Herkesin içindeki yeteneğe özenle ilgi göstermeye çalışan Carmy ile kuzeni Richie arasındaki gerginlik ise her geçen gün artıyor. Carmy’nin öfkesinin kendisine, abisine ve ailesine karşı olduğunu her bölüm biraz daha net anlamaya başlıyoruz. Tam bu esnada her şey Carmy’nin menüyü değiştirmesiyle hızlanıyor. Bunu yapmasının en büyük sebebi ise bulmakta zorlandığı aidiyet hissi. Çok hızlı bir tempoda ilerleyen dizinin her bölümünde, yaşanan telaşı iliklerimize kadar hissediyoruz.
Derinlerde, dizinin kurtuluş ve arada kalmışlık arasındaki o ince çizgide olduğunu düşünüyorum. Carmy'nin The Beef'i tüm sorunlarıyla devralması, sıkışmışlık hissiyle bütünleşiyor. İlk sezonun sonuna doğru ise kurtuluş hissi ile başka bir perspektife geçiyor.
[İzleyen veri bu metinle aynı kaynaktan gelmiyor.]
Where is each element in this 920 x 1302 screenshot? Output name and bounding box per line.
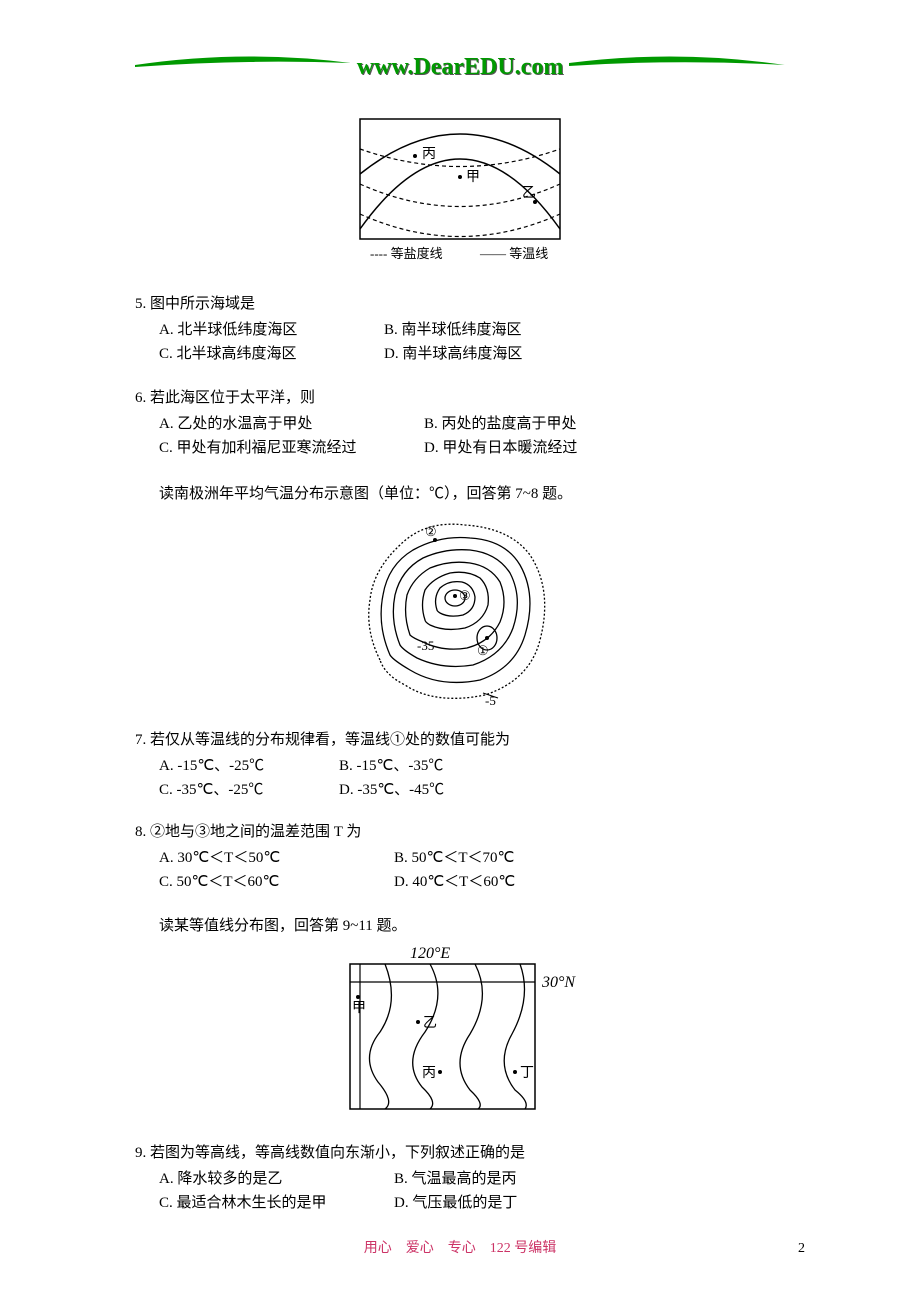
site-url: www.DearEDU.com xyxy=(351,48,570,86)
footer-motto: 用心 爱心 专心 122 号编辑 xyxy=(0,1238,920,1260)
svg-text:30°N: 30°N xyxy=(541,974,576,991)
banner-swoosh-left-icon xyxy=(135,53,351,81)
svg-text:丁: 丁 xyxy=(520,1066,534,1081)
q6-option-a: A. 乙处的水温高于甲处 xyxy=(159,412,424,436)
question-5: 5. 图中所示海域是 A. 北半球低纬度海区 B. 南半球低纬度海区 C. 北半… xyxy=(135,292,785,366)
figure-ocean-contours: 丙 甲 乙 ---- 等盐度线 —— 等温线 xyxy=(135,114,785,272)
q9-option-d: D. 气压最低的是丁 xyxy=(394,1191,517,1215)
q8-option-d: D. 40℃＜T＜60℃ xyxy=(394,870,515,894)
svg-text:---- 等盐度线: ---- 等盐度线 xyxy=(370,246,443,261)
q9-option-b: B. 气温最高的是丙 xyxy=(394,1167,517,1191)
svg-text:—— 等温线: —— 等温线 xyxy=(479,246,548,261)
svg-text:-35: -35 xyxy=(417,638,434,653)
q7-option-a: A. -15℃、-25℃ xyxy=(159,754,339,778)
svg-text:甲: 甲 xyxy=(352,1001,366,1016)
q6-option-d: D. 甲处有日本暖流经过 xyxy=(424,436,577,460)
q7-stem: 7. 若仅从等温线的分布规律看，等温线①处的数值可能为 xyxy=(135,728,785,752)
q6-option-b: B. 丙处的盐度高于甲处 xyxy=(424,412,577,436)
q9-stem: 9. 若图为等高线，等高线数值向东渐小，下列叙述正确的是 xyxy=(135,1141,785,1165)
q7-option-c: C. -35℃、-25℃ xyxy=(159,778,339,802)
svg-text:丙: 丙 xyxy=(422,1066,436,1081)
fig1-label-jia: 甲 xyxy=(466,170,480,185)
question-7: 7. 若仅从等温线的分布规律看，等温线①处的数值可能为 A. -15℃、-25℃… xyxy=(135,728,785,802)
page-number: 2 xyxy=(798,1238,805,1260)
question-8: 8. ②地与③地之间的温差范围 T 为 A. 30℃＜T＜50℃ B. 50℃＜… xyxy=(135,820,785,894)
figure-antarctica-isotherms: ② ③ ① -35 -5 xyxy=(135,510,785,718)
q9-option-c: C. 最适合林木生长的是甲 xyxy=(159,1191,394,1215)
q8-stem: 8. ②地与③地之间的温差范围 T 为 xyxy=(135,820,785,844)
svg-text:③: ③ xyxy=(459,588,471,603)
svg-text:120°E: 120°E xyxy=(410,945,450,962)
q5-option-d: D. 南半球高纬度海区 xyxy=(384,342,609,366)
question-6: 6. 若此海区位于太平洋，则 A. 乙处的水温高于甲处 B. 丙处的盐度高于甲处… xyxy=(135,386,785,460)
figure-contour-map: 120°E 30°N 甲 乙 丙 丁 xyxy=(135,942,785,1125)
q6-option-c: C. 甲处有加利福尼亚寒流经过 xyxy=(159,436,424,460)
q5-option-a: A. 北半球低纬度海区 xyxy=(159,318,384,342)
q5-option-c: C. 北半球高纬度海区 xyxy=(159,342,384,366)
q8-option-a: A. 30℃＜T＜50℃ xyxy=(159,846,394,870)
q9-option-a: A. 降水较多的是乙 xyxy=(159,1167,394,1191)
q6-stem: 6. 若此海区位于太平洋，则 xyxy=(135,386,785,410)
q5-stem: 5. 图中所示海域是 xyxy=(135,292,785,316)
q7-option-d: D. -35℃、-45℃ xyxy=(339,778,519,802)
svg-text:①: ① xyxy=(477,643,489,658)
fig1-label-bing: 丙 xyxy=(422,147,436,162)
q8-option-c: C. 50℃＜T＜60℃ xyxy=(159,870,394,894)
fig1-label-yi: 乙 xyxy=(522,185,536,201)
banner-swoosh-right-icon xyxy=(569,53,785,81)
site-header: www.DearEDU.com xyxy=(135,0,785,106)
intro-7-8: 读南极洲年平均气温分布示意图（单位：℃），回答第 7~8 题。 xyxy=(135,482,785,506)
svg-text:②: ② xyxy=(425,524,437,539)
question-9: 9. 若图为等高线，等高线数值向东渐小，下列叙述正确的是 A. 降水较多的是乙 … xyxy=(135,1141,785,1215)
q8-option-b: B. 50℃＜T＜70℃ xyxy=(394,846,514,870)
q7-option-b: B. -15℃、-35℃ xyxy=(339,754,519,778)
intro-9-11: 读某等值线分布图，回答第 9~11 题。 xyxy=(135,914,785,938)
q5-option-b: B. 南半球低纬度海区 xyxy=(384,318,609,342)
svg-text:乙: 乙 xyxy=(423,1015,437,1031)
Spoiler vermeden ikinci sezonu anlatacak olursak, The Beef büyük bir değişime giriyor. Her sezon bize gösterilen bakış açısı değişse de ortak paydadaki kaos hep aynı kalıyor.
İkinci sezonda, yerli bir sandviç dükkanının lüks bir restorana dönüşme sürecine şahit oluyoruz. Marcus ve Tina’nın yeteneğini ve azmini görürken Richie’nin kişisel gelişimine eşlik ediyoruz. Carmy’nin ise aşık olmasını izliyoruz. Carmy, tüm zorluklarla mutfak okullarına gitmiş, en zor ve prestijli mutfaklarda işi öğrenmiş bir şef olarak, bildiği tek şeyin yemek yapmak olduğunu düşünürken karşısına Claire çıkıyor. Böylece senaristler, ilk sezonda aklımızda olan Sydney ve Carmy’nin birlikte olabilme ihtimalini,ikinci ve özellikle üçüncü sezonda tamamen yok etmiş oluyorlar.
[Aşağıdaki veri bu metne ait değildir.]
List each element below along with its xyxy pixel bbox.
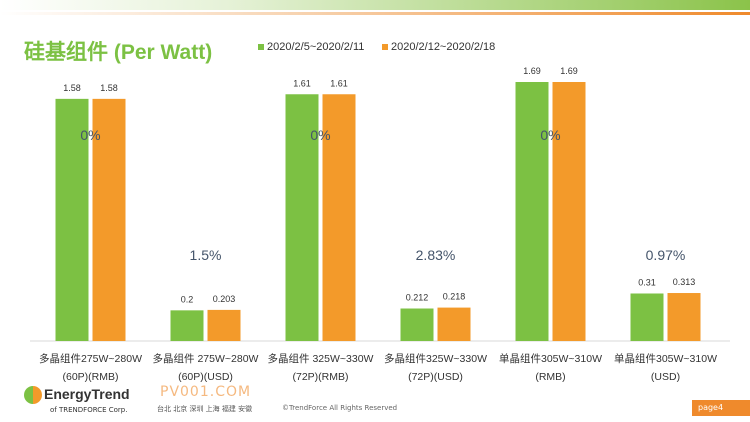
data-label: 0.218 [443,292,466,302]
category-label: 多晶组件 275W~280W [153,352,259,365]
energytrend-logo: EnergyTrend [24,386,130,405]
bar-week2 [92,98,126,341]
change-label: 0.97% [646,247,686,263]
watermark: PV001.COM [160,384,252,400]
bar-week1 [285,94,319,342]
legend-item-week1: 2020/2/5~2020/2/11 [258,41,364,53]
data-label: 0.203 [213,294,236,304]
category-label: (60P)(USD) [178,371,233,383]
bar-week2 [552,82,586,341]
bar-week2 [207,309,241,341]
change-label: 0% [310,127,330,143]
change-label: 2.83% [416,247,456,263]
data-label: 1.69 [523,66,541,76]
category-label: 多晶组件275W~280W [39,352,142,365]
bar-week1 [55,98,89,341]
category-label: 单晶组件305W~310W [614,352,717,365]
logo-icon [24,386,42,405]
category-label: (60P)(RMB) [62,371,118,383]
legend-item-week2: 2020/2/12~2020/2/18 [382,41,495,53]
change-label: 0% [80,127,100,143]
data-label: 1.58 [63,83,81,93]
bar-week2 [437,307,471,341]
data-label: 1.61 [330,78,348,88]
category-label: 单晶组件305W~310W [499,352,602,365]
category-label: (72P)(RMB) [292,371,348,383]
data-label: 1.61 [293,78,311,88]
legend-label: 2020/2/12~2020/2/18 [391,41,496,53]
data-label: 0.212 [406,293,429,303]
bar-week1 [515,82,549,341]
category-label: (72P)(USD) [408,371,463,383]
footer-cities: 台北 北京 深圳 上海 福建 安徽 [157,405,253,413]
category-label: 多晶组件 325W~330W [268,352,374,365]
category-label: (USD) [651,371,680,383]
data-label: 1.58 [100,83,118,93]
category-label: 多晶组件325W~330W [384,352,487,365]
bar-week1 [630,293,664,341]
data-label: 0.2 [181,294,194,304]
category-label: (RMB) [535,371,565,383]
data-label: 0.313 [673,277,696,287]
legend-swatch-green [258,44,264,50]
data-label: 1.69 [560,66,578,76]
data-label: 0.31 [638,277,656,287]
chart-title: 硅基组件 (Per Watt) [24,41,213,64]
bar-week1 [400,308,434,341]
bar-week2 [667,293,701,341]
page-number: page4 [692,400,750,416]
legend-swatch-orange [382,44,388,50]
header-gradient-bar [0,0,750,10]
bar-week1 [170,310,204,341]
brand-name: EnergyTrend [44,386,130,402]
header-accent-line [0,12,750,15]
bar-week2 [322,94,356,342]
legend-label: 2020/2/5~2020/2/11 [267,41,365,53]
change-label: 1.5% [190,247,222,263]
brand-sub: of TRENDFORCE Corp. [50,406,128,414]
copyright: ©TrendForce All Rights Reserved [282,404,398,412]
change-label: 0% [540,127,560,143]
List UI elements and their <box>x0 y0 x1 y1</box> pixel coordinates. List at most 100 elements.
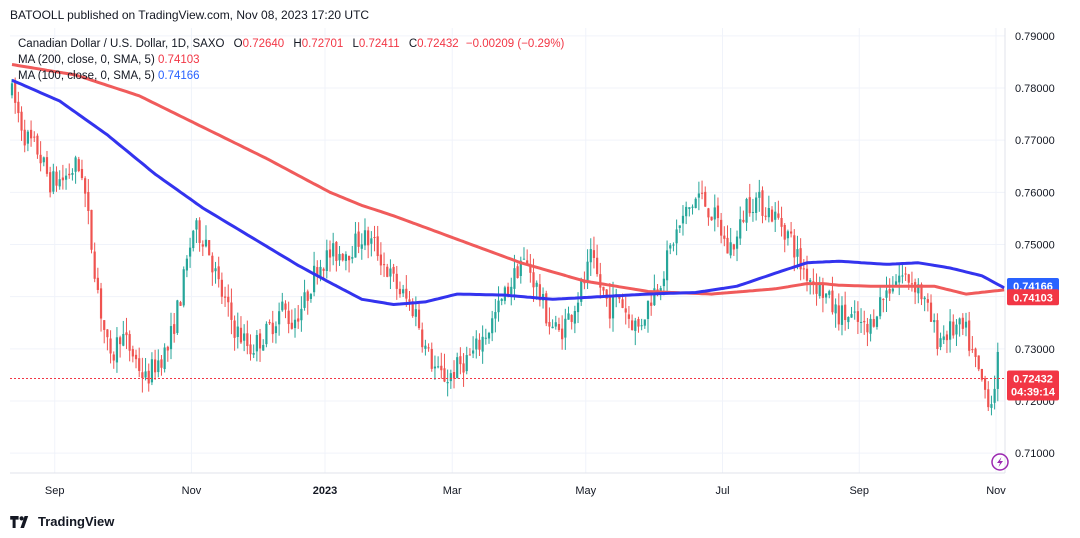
close-label: C <box>408 38 418 50</box>
candle <box>325 239 328 279</box>
candle <box>287 301 290 334</box>
candle <box>456 352 459 379</box>
candle <box>87 179 90 225</box>
candle <box>866 317 869 347</box>
candle <box>949 309 952 353</box>
candle <box>926 293 929 312</box>
ma100-legend-row[interactable]: MA (100, close, 0, SMA, 5) 0.74166 <box>18 68 564 84</box>
candle <box>131 345 134 363</box>
candle <box>402 284 405 298</box>
candle <box>154 349 157 380</box>
candle <box>685 201 688 225</box>
candle <box>10 79 14 99</box>
candle <box>500 298 503 306</box>
tradingview-footer[interactable]: TradingView <box>10 514 114 529</box>
candle <box>704 186 707 208</box>
candle <box>837 293 840 331</box>
candle <box>551 319 554 329</box>
candle <box>983 375 987 399</box>
candle <box>357 222 360 254</box>
candle <box>513 254 516 301</box>
candle <box>824 293 828 304</box>
candle <box>208 240 211 256</box>
candle <box>879 285 882 320</box>
candle <box>818 276 821 299</box>
ma200-legend-label: MA (200, close, 0, SMA, 5) <box>18 54 155 66</box>
price-tick-label: 0.78000 <box>1015 83 1055 95</box>
time-tick-label: 2023 <box>313 485 337 497</box>
candle <box>335 240 338 272</box>
close-value: 0.72432 <box>417 38 459 50</box>
candle <box>20 106 23 141</box>
candle <box>192 229 195 252</box>
candle <box>452 360 456 389</box>
candle <box>564 308 567 350</box>
candle <box>176 299 179 335</box>
candle <box>465 346 468 375</box>
time-tick-label: Nov <box>986 485 1006 497</box>
candle <box>134 349 138 369</box>
candle <box>608 283 611 329</box>
candle <box>26 129 29 152</box>
candle <box>487 331 491 344</box>
candle <box>522 247 526 260</box>
candle <box>376 225 379 261</box>
candle <box>805 255 809 292</box>
ma200-price-tag: 0.74103 <box>1007 289 1059 306</box>
candle <box>281 292 284 312</box>
price-tick-label: 0.79000 <box>1015 31 1055 43</box>
candle <box>519 256 522 284</box>
candle <box>923 296 926 312</box>
candle <box>437 356 440 369</box>
price-tick-label: 0.76000 <box>1015 187 1055 199</box>
candle <box>188 237 192 268</box>
candle <box>561 315 564 350</box>
candle <box>262 339 265 351</box>
candle <box>99 282 103 332</box>
candle <box>882 298 885 313</box>
candle <box>478 333 481 356</box>
candle <box>681 205 685 236</box>
candle <box>332 232 335 266</box>
ma100-legend-value: 0.74166 <box>157 70 200 82</box>
candle <box>748 183 751 217</box>
candle <box>624 296 627 325</box>
candle <box>198 217 201 252</box>
candle <box>462 353 465 387</box>
candle <box>974 347 977 368</box>
candle <box>602 286 605 295</box>
candle <box>850 306 853 318</box>
candle <box>230 288 233 335</box>
time-tick-label: Jul <box>715 485 729 497</box>
candle <box>596 244 599 277</box>
lightning-icon[interactable] <box>991 453 1009 471</box>
candle <box>427 343 430 352</box>
price-tick-label: 0.73000 <box>1015 344 1055 356</box>
candle <box>64 168 68 190</box>
candle <box>160 355 163 376</box>
open-label: O <box>233 38 243 50</box>
candle <box>774 202 777 232</box>
candle <box>265 321 268 348</box>
candle <box>856 301 859 335</box>
candle <box>459 347 462 375</box>
candle <box>33 131 36 142</box>
candle <box>634 317 637 346</box>
tradingview-logo-icon <box>10 515 29 528</box>
candle <box>103 320 106 344</box>
footer-brand: TradingView <box>38 514 115 529</box>
candle <box>732 243 735 256</box>
candle <box>793 229 796 272</box>
candle <box>764 207 767 221</box>
candle <box>888 278 891 302</box>
candle <box>42 156 45 167</box>
price-tick-label: 0.77000 <box>1015 135 1055 147</box>
ma200-legend-row[interactable]: MA (200, close, 0, SMA, 5) 0.74103 <box>18 52 564 68</box>
candle <box>214 261 217 284</box>
candle <box>640 318 643 331</box>
candle <box>112 351 115 369</box>
candle <box>945 330 949 354</box>
candle <box>707 207 710 226</box>
symbol-name[interactable]: Canadian Dollar / U.S. Dollar, 1D, SAXO <box>18 38 225 50</box>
Kafamızda ilk sezondan kalma birçok soru işareti varken dizi, Emmy ödüllerinde kendi rekorunu kırarak bir ilke imza atıyor. Bu rekoru kırmasında en etkili olan bölüm ise: Balıklar (Fishes). Bazı soruların cevaplarını Carmy, Sugar ve Micheal’ın annesi Donna ile tanışarak alıyoruz. Yıldızlar geçidi olan bu bölüm, yaklaşık 5 yıl önceki bir yılbaşı yemeğini anlatıyor. Duygusal temposu, kaosu bir an olsun eksik olmayan bu bölümde Carmy’nin evden uzaklaşmak konusunda verdiği kararın ne kadar doğru olduğunu anlamasını görüyoruz.
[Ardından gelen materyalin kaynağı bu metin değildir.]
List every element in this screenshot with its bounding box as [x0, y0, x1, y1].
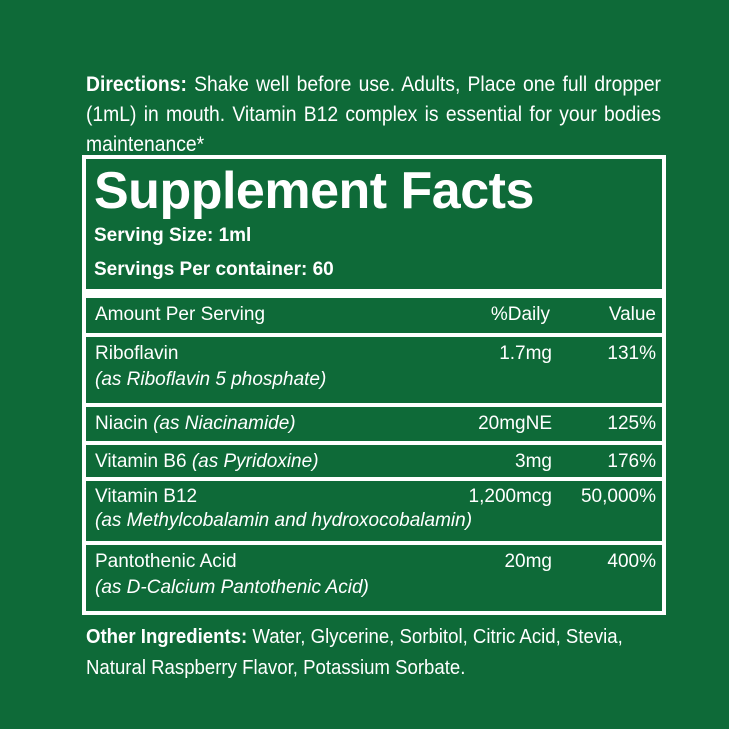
- nutrient-daily-value: 125%: [607, 413, 656, 434]
- directions-label: Directions:: [86, 73, 187, 96]
- nutrient-amount: 1,200mcg: [468, 486, 552, 507]
- table-row: Vitamin B12 (as Methylcobalamin and hydr…: [86, 481, 662, 541]
- servings-per-container: Servings Per container: 60: [94, 259, 334, 280]
- nutrient-daily-value: 131%: [607, 343, 656, 364]
- value-header: Value: [608, 304, 656, 325]
- serving-size: Serving Size: 1ml: [94, 225, 252, 246]
- nutrient-name: Vitamin B12: [95, 486, 198, 507]
- nutrient-amount: 1.7mg: [499, 343, 552, 364]
- table-row: Vitamin B6 (as Pyridoxine) 3mg 176%: [86, 445, 662, 477]
- nutrient-amount: 20mgNE: [478, 413, 552, 434]
- nutrient-daily-value: 176%: [607, 451, 656, 472]
- facts-title: Supplement Facts: [94, 162, 534, 220]
- nutrient-name: Vitamin B6: [95, 451, 192, 472]
- nutrient-daily-value: 50,000%: [580, 486, 656, 507]
- nutrient-amount: 3mg: [515, 451, 552, 472]
- nutrient-detail: (as Methylcobalamin and hydroxocobalamin…: [95, 510, 473, 531]
- nutrient-daily-value: 400%: [607, 551, 656, 572]
- table-row: Riboflavin (as Riboflavin 5 phosphate) 1…: [86, 337, 662, 403]
- nutrient-detail: (as Riboflavin 5 phosphate): [95, 369, 327, 390]
- directions-body: Shake well before use. Adults, Place one…: [86, 73, 661, 156]
- directions-text: Directions: Shake well before use. Adult…: [86, 70, 661, 160]
- column-header-row: Amount Per Serving %Daily Value: [86, 298, 662, 333]
- facts-header: Supplement Facts Serving Size: 1ml Servi…: [86, 159, 662, 289]
- nutrient-detail: (as D-Calcium Pantothenic Acid): [95, 577, 369, 598]
- nutrient-name: Riboflavin: [95, 343, 179, 364]
- other-ingredients-text: Water, Glycerine, Sorbitol, Citric Acid,…: [86, 626, 623, 679]
- nutrient-detail: (as Niacinamide): [153, 413, 296, 434]
- nutrient-name: Niacin: [95, 413, 154, 434]
- table-row: Pantothenic Acid (as D-Calcium Pantothen…: [86, 545, 662, 611]
- nutrient-detail: (as Pyridoxine): [191, 451, 319, 472]
- nutrient-name: Pantothenic Acid: [95, 551, 237, 572]
- other-ingredients-label: Other Ingredients:: [86, 626, 248, 648]
- amount-per-serving-header: Amount Per Serving: [95, 304, 266, 325]
- other-ingredients: Other Ingredients: Water, Glycerine, Sor…: [86, 622, 672, 684]
- table-row: Niacin (as Niacinamide) 20mgNE 125%: [86, 407, 662, 441]
- nutrient-amount: 20mg: [504, 551, 552, 572]
- daily-header: %Daily: [490, 304, 550, 325]
- supplement-facts-panel: Supplement Facts Serving Size: 1ml Servi…: [82, 155, 666, 615]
Carmy’nin mutfak geçmişinden izler gördüğümüz ikinci sezon, The Beef’in The Bear’a dönüşümünün tamamlamasıyla sona eriyor. Claire ile ilişkisini çıkmaza sokan Carmy için üçüncü sezonda da kaos eksik olmayacak.
The Bear geçtiğimiz Temmuz ayında üçüncü sezonuyla ekranlara dönerken, herkes Carmy ve Claire’e ne olduğunu merak ediyordu. Fakat senaristler bize, hepimizin ikinci sezonda unuttuğu bir şeyi yeniden hatırlatıyor: kendisine karşı savaşında Carmy hiçbir zaman ateşkes ilan etmiyor. Claire ile tanıştığı dönem sadece ara veriyor. Bitmek bilmeyen bu savaş yüzünden evrildiği kişi tarafından tokat yercesine bir döneme itiliyor ve kendini tamamen mutfağa adıyor. Bu sezon izleyicinin The Bear beklentisi karşılanmasa da da karakterlerin derinliklerine inme fırsatı buluyoruz. Sevaplarıyla, günahlarıyla üçüncü sezon da yine kafamızda soru işaretleri bırakarak bitiyor ve 4. sezon için yollarını gözlemeye başlıyoruz.
Benim için tüm dizinin en güzel bölümü ise üçüncü sezon, altıncı bölüm Peçeteler (Napkins). Aslında hepimiz, farkında olmasak da bir rutine bağlıyız. Bölümde, küçüklüğümüzden beri kendi rutininde ilerleyen hayatlarımız için düzenin ne kadar önemli olduğunu Ayo Edebiri’nin gözünden izliyoruz. İnsanlar katmanlardan oluşur ve tek bir kalıba ait olmak zorunda değildir. Tina karakterinin anne olmasının yanı sıra kendi ayakları üzerinde durabilen bir kadına dönüşme çabasını ve Micheal ile tanışmasını anlatıyor bu bölüm.
Every Second Counts
Bir dala tutunma amacıyla yapmadığımız her şey aslında ağacın ta kendisine dönüşüyor.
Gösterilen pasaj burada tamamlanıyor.